Sofya’nın Göçü…

 

Uzun zamandır haberleşmiyorduk Sofya ile. “Kitabım çıktı, sana da tanıtım toplantısı için bir mail attım, okudun mu” dediğinde çok mutlu oldum.

Türk hikâyeciliğinde gelecekte adından çok söz ettirecek Sofya Kurban’ın hayat hikayesi de gerçekten kitaplara konu olacak nitelikte.

Kitabı da bu hayat hikayesinden bir kesit aslında…

Özellikle Türkiye’de onun hikayesine yabancı kimsenin olmadığını düşünüyorum.

Onun hikayesi bu ülkenin hikayesi biraz da…

Çin’den Adriyatik’e kadar uzanan büyük “göç’ün bir parçası, aslında Sofya…

 Sofya’nın Doğu Türkistan’da başlayan hikayesi de, şimdilik Ankara’da devam ediyor.

Evet “Göç” kitabında Sofya, insanlığın bu büyük hikayesini anlatıyor.

“Göç”te Çin’den Rusya’ya, İdil Boylarından NewYork’a, Kazan’dan Pekin’e, İstanbul’dan Ankara’ya farklı şehirler, farklı yüzlerle tanışıyorsunuz.

Göçler hep zorluklar ve zorunluluklarla birlikte anılır.

Kitapta bu zorluklar ve zorunluluklarla ilgili oldukça ilginç anektodlara rastlıyorsunuz.

Kalmanın ve gitmenin hangisinin daha zor olduğuna dair düşünceler sizi de rahatsız ediyor.

Gitmek ve kalmak kararının verilmesi belki de hikayenin en önemli sayfalarını oluşturuyor.

Göç eden insanın psikolojisine, hangi duyuları yaşadığına bu kitapta en güzel şekilde şahit oluyorsunuz…

Merak, korku, gitmek, kalmak, özlem, toprak, vatan, aile, özgürlük

Bütün bu kavramların farklı anlamlarına Sofya’nın “Göç”ünde rastlıyorsunuz…

Göçler aynı zamanda hayal kırıklıklarıyla da kendinden söz ettirirler.

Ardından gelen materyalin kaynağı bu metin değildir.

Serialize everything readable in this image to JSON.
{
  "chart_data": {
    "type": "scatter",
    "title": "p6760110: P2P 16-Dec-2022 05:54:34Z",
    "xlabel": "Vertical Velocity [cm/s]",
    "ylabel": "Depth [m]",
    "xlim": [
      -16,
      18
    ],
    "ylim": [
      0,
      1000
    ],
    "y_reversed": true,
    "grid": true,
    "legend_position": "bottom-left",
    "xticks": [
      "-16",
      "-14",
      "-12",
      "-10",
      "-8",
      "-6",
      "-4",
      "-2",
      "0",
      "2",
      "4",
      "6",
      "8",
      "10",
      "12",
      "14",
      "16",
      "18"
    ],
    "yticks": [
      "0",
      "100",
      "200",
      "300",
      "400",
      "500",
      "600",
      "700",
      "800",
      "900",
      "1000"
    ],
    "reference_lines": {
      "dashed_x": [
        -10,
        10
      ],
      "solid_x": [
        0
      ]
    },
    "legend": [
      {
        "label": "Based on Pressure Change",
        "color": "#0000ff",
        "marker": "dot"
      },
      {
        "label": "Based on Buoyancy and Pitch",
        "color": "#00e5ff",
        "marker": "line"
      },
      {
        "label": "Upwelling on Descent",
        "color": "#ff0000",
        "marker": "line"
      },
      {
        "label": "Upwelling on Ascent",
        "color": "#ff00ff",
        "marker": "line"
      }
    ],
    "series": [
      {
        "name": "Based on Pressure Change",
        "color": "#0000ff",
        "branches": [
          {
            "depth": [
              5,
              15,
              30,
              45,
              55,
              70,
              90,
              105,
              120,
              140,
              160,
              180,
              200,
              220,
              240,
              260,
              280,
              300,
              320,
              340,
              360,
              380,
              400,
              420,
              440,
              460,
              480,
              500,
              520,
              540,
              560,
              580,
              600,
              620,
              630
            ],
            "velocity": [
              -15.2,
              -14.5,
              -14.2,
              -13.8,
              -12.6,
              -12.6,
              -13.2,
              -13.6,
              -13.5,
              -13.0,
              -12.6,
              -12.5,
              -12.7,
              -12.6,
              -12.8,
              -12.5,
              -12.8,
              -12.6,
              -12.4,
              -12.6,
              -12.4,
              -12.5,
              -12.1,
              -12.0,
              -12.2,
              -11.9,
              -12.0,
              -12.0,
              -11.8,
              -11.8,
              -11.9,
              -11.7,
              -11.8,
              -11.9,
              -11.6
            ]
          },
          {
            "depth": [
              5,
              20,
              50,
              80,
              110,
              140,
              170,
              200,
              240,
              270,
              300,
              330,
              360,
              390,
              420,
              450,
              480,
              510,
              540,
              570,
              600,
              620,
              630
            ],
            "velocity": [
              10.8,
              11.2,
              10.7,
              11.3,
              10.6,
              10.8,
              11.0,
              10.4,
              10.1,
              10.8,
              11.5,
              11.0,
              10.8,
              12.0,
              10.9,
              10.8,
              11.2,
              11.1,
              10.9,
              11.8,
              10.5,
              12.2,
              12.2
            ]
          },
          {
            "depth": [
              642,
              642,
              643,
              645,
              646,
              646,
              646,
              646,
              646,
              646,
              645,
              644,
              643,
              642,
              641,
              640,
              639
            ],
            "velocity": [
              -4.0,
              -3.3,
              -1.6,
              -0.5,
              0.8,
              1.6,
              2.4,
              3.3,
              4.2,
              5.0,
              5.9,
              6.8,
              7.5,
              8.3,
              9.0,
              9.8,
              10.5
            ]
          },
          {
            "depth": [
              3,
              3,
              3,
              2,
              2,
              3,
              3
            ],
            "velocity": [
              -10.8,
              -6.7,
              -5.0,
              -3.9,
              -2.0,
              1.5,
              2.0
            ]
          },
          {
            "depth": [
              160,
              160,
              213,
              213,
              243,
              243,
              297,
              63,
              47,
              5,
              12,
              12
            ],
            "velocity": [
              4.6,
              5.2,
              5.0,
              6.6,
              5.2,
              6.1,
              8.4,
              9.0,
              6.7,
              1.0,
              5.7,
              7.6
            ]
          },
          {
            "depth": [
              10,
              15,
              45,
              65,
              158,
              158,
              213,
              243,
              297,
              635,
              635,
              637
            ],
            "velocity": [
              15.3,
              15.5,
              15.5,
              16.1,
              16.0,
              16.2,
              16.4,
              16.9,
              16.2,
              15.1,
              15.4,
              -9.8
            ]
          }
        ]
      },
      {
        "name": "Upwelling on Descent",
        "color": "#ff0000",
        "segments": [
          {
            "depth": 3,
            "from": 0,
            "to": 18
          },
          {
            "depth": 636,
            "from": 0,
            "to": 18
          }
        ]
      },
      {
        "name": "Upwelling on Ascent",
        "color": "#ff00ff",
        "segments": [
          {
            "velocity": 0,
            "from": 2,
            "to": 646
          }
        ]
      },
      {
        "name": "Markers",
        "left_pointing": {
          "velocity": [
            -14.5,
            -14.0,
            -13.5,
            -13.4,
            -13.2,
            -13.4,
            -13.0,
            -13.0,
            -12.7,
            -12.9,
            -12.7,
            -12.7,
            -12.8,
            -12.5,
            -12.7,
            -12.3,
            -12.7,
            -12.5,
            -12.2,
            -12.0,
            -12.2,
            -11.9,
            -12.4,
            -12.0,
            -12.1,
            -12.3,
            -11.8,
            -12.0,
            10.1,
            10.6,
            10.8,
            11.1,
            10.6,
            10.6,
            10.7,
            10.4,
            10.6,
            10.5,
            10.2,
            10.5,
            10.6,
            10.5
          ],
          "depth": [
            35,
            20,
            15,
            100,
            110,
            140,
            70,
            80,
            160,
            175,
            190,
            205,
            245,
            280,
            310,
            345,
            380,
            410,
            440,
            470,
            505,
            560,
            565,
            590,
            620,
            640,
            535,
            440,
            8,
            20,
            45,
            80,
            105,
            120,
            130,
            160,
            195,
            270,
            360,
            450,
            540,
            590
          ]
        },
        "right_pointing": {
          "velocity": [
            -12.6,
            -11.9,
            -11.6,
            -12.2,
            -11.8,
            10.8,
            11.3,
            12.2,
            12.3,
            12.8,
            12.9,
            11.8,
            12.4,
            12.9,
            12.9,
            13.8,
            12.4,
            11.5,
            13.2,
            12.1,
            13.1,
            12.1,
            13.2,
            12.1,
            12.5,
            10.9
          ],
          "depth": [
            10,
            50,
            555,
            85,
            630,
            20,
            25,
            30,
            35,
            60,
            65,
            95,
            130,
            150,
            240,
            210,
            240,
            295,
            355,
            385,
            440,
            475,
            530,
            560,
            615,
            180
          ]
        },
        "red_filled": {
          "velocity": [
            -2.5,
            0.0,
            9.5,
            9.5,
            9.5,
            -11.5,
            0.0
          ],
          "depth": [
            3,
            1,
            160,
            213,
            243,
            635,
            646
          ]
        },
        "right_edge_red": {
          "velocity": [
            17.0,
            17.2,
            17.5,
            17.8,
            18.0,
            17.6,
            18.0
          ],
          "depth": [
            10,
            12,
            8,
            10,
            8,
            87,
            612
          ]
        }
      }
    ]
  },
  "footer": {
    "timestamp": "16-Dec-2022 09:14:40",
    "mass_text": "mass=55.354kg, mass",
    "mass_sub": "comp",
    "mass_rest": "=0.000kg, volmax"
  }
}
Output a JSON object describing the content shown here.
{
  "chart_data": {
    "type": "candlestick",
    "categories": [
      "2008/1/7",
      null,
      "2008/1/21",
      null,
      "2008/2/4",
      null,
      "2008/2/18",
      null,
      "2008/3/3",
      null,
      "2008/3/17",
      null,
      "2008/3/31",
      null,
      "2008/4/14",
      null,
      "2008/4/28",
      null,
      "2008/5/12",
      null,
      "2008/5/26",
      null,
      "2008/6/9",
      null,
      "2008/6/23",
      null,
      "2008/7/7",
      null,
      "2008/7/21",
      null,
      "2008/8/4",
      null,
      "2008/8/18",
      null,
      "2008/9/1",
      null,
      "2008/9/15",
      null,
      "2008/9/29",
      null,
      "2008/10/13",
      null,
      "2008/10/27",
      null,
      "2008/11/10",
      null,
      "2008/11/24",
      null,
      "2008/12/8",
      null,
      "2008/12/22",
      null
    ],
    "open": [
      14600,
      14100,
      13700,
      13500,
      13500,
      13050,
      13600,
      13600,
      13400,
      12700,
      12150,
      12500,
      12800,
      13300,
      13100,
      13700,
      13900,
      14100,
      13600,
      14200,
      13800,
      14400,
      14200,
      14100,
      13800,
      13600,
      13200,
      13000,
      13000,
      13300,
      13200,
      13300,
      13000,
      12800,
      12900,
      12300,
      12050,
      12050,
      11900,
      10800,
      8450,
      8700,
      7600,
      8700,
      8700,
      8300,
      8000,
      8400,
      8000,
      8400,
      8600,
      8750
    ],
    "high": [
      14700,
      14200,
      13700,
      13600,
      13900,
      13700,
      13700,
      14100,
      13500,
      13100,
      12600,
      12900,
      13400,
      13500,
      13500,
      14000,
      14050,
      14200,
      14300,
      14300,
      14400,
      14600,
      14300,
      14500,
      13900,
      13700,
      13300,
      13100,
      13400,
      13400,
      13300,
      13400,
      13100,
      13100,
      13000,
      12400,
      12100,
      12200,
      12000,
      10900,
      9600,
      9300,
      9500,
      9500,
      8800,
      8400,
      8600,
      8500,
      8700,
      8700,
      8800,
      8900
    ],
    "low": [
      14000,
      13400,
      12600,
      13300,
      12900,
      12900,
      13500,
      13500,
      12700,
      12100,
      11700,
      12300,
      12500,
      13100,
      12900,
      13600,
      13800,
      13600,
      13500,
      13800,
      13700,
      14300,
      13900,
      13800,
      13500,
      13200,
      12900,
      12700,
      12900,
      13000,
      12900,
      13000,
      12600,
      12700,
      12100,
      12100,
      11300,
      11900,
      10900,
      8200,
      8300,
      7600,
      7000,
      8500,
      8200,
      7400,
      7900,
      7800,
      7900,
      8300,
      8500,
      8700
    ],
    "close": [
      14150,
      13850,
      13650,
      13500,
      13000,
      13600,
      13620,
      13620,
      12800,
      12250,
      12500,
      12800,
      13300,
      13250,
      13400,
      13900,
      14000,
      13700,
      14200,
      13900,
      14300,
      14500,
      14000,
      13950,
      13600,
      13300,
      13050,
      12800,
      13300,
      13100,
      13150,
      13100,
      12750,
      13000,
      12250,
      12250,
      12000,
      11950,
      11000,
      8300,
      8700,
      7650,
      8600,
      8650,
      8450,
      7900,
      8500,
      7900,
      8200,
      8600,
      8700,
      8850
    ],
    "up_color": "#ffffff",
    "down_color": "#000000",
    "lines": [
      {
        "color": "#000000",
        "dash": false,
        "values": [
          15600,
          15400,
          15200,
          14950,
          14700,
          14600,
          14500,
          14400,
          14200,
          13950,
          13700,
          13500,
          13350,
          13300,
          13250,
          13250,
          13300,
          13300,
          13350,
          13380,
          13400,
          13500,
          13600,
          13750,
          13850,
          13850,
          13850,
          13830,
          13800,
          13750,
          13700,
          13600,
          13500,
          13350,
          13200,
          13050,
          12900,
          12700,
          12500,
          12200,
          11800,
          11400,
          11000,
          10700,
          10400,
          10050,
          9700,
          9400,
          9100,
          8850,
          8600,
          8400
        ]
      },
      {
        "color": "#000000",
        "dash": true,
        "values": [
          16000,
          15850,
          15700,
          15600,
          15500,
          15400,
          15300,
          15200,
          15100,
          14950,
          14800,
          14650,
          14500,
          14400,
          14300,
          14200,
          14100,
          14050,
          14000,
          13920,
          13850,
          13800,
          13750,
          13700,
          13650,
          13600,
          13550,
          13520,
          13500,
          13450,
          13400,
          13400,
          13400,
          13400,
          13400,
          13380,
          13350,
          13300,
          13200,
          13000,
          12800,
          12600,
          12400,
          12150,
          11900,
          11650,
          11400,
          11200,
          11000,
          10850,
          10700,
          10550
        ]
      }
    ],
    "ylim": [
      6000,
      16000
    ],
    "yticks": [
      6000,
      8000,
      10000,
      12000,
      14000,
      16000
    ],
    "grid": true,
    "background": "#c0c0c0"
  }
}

Orta Asya’daki ülkelerin bağımsızlığını kazandığı dönemlerde, Türkiye’ye gelen Türkiye’den oralara gidenlerde de aynı hayal kırıklıklarını gördük…

Beklenenlerle, karşılaşılanların çoğu zaman örtüşmediğine şahit olunuyordu…

Sofya’nın kitabında aslında bu ve buna benzer pek çok soruya da cevap bulabileceğinizi düşünüyorum.

Ancak kitabın tamamını burada anlatırsak, okuyucusuna yer kalmaz.

Sofya’nın Göç’üyle Kazan’dan Ankara’ya yolculuğa var mısınız?